Author: Feyza Hepçilingirler web siteTranslator: Hande Özdemir
I felt as if I were being dragged to the seaside. Some source of power always kept pulling me in that direction. I walked without any resistance. Till I saw her. I couldn’t believe it; I would never have believed that I’d recognize her. I had no idea what she was like at that age; but I recognized her immediately when I saw her. Then it must have been clear how much I needed to see and talk to her, especially at that very age, at the very beginning of all that was going to happen, right before the marriage. So that’s why I had been sent.
She was sitting alone on a faded park bench that was about to collapse, looking out to sea. I suddenly remembered how much she liked it here and this was the place we visited most often after I started walking, especially this point where the waves break and the sea suddenly deepens and turns dark blue, at the very top of the hill here where no one ever bothers to climb. I went and sat down beside her quietly. I thought she hadn’t noticed me, but she turned and smiled at me. To be sure, she didn’t recognize me. I didn’t exist when she was that age. She fixed her eyes on a point where the deep blue water crashed against the steep cliffs of the hill and whirled up in a white foam; she stared there most perniciously. I tried to see things through her eyes, but I couldn’t. I wasn’t permitted that, it seems.
Just to start a conversation I remarked, "You look a bit worried," and she didn’t seem to mind my unnatural interest in sharing her worries. She turned her head slowly and smiled, then she hastened to find the same point she’d taken her eyes from; she kept on staring at it as if that were her task.
I couldn’t say, "I’m the daughter whom you haven’t yet born." I wasn’t allowed to say this much or to change the stream of things. In fact there was nothing I could do, but I wanted to see her anyway. I couldn’t prevent her from marrying my father or giving birth to me or committing suicide. That was actually what I most wanted to do, but no. Let everything happen as it is to be! It’s not permitted that things happen any other way.
"I know you," I said suddenly.
"From the neighborhood?" she asked. If she hadn’t said that I don’t know what I would have said or how I would have explained how I knew her.

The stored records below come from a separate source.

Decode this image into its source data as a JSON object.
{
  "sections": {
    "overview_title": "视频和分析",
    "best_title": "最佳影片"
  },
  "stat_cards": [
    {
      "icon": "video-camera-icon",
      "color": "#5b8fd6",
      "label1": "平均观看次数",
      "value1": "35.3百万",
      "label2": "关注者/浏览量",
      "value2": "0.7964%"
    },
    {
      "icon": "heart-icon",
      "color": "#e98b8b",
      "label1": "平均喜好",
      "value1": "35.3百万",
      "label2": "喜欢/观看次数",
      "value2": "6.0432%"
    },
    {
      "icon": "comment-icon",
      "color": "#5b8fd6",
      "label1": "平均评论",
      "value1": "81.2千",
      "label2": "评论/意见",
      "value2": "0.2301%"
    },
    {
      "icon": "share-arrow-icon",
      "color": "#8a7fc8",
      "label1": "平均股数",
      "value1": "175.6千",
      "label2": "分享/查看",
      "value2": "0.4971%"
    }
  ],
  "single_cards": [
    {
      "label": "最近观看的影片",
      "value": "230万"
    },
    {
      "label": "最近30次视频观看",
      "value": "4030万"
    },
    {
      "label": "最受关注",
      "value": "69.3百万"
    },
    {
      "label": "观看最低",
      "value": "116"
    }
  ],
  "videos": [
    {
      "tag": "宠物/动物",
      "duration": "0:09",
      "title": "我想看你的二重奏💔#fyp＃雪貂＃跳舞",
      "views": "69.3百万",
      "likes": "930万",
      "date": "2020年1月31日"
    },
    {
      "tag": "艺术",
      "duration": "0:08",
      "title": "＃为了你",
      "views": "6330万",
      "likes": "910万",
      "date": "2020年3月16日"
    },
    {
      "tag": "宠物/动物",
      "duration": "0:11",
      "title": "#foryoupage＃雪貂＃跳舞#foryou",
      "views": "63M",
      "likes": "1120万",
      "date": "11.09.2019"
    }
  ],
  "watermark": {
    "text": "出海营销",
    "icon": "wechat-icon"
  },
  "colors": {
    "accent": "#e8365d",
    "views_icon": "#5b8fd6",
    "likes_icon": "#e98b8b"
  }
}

I seized the opportunity. "Yes," I said. "You are Havva Hanım’s daughter and your name is Emine." She didn’t see anything extraordinary in what I said. She nodded her head. Something inside me spurred me on to tease her. "You’re in love with Mustafa. Kamile Hanım’s son. He’s in love with you too."
This time she glanced at me suspiciously. "How do you know all this?" Her voice seemed to be scolding me.
"You’re about to marry him." I couldn’t keep it back.
"Or are you a sooth-sayer?" she asked. The tone in her voice was teasing.
I couldn’t say I wasn’t; instead I warned, "But you won’t be happy!" She didn’t smile. "We love each other," she said.
"Perhaps," I said smiling.
"Who are you?" she asked. "You’re not one of the girls in the neighborhood, I know all of them. You’re not even from around here, and you’re lying, aren’t you?"
I couldn’t take it any longer . Accepting all the consequences, "I am your daughter," I said. "The one that you haven’t born yet."
I thought that the moment I said it everything would change, that there would be an incredible clap of thunder, the rain would pour down, the lightning would flash and rainbow-colored smoke would pervade the air; nothing of the sort happened. There was just an ordinary silence!
"Is that so?" asked the teasing voice of my mother. "I am very pleased to meet you." Standing up and walking away from me she added: "My dear daughter, my dear, dear daughter who hasn’t even been born." I felt that if she had been in good spirits, she would even have laughed. However, she was too busy thinking about the petty problems and the disagreements that kept arising before the wedding.
Don’t go, Mommy! I thought of telling her that she was proceeding towards her death, but that was of no use. Calculating the date, I knew that she was going to give birth to me exactly one year later—but she didn’t. I also knew she would commit suicide exactly fifteen years later. Moreover, she was going to throw herself into the sea from the very spot where this bench was—off the cliff into the swirling foam below my feet. I would be fourteen then. I also knew that after she was gone they would say, "She never loved her husband. She had a lover, and when he left her…That was it!" I knew too, that it wouldn’t be my mother but my father who would fall in love with someone else, and my mother wouldn’t be able to bear the pain of being betrayed by her Mustafa, that dear man.
"Don’t go, Mommy!" I called after her. "Don’t marry my father! He’ll drag you to your death."
"Everybody is being dragged to his own death," she said. "You, whoever you may be! If you are my daughter you will realize that death by choice is not actually a death but a scream. A scream uttered with the very last remnant of your power. If you don’t realize that, then you don’t deserve to be my daughter."
She walked away. Towards whose death, towards hers or mine? I didn’t know whose life would be more deserving or whose death would be more meaningful.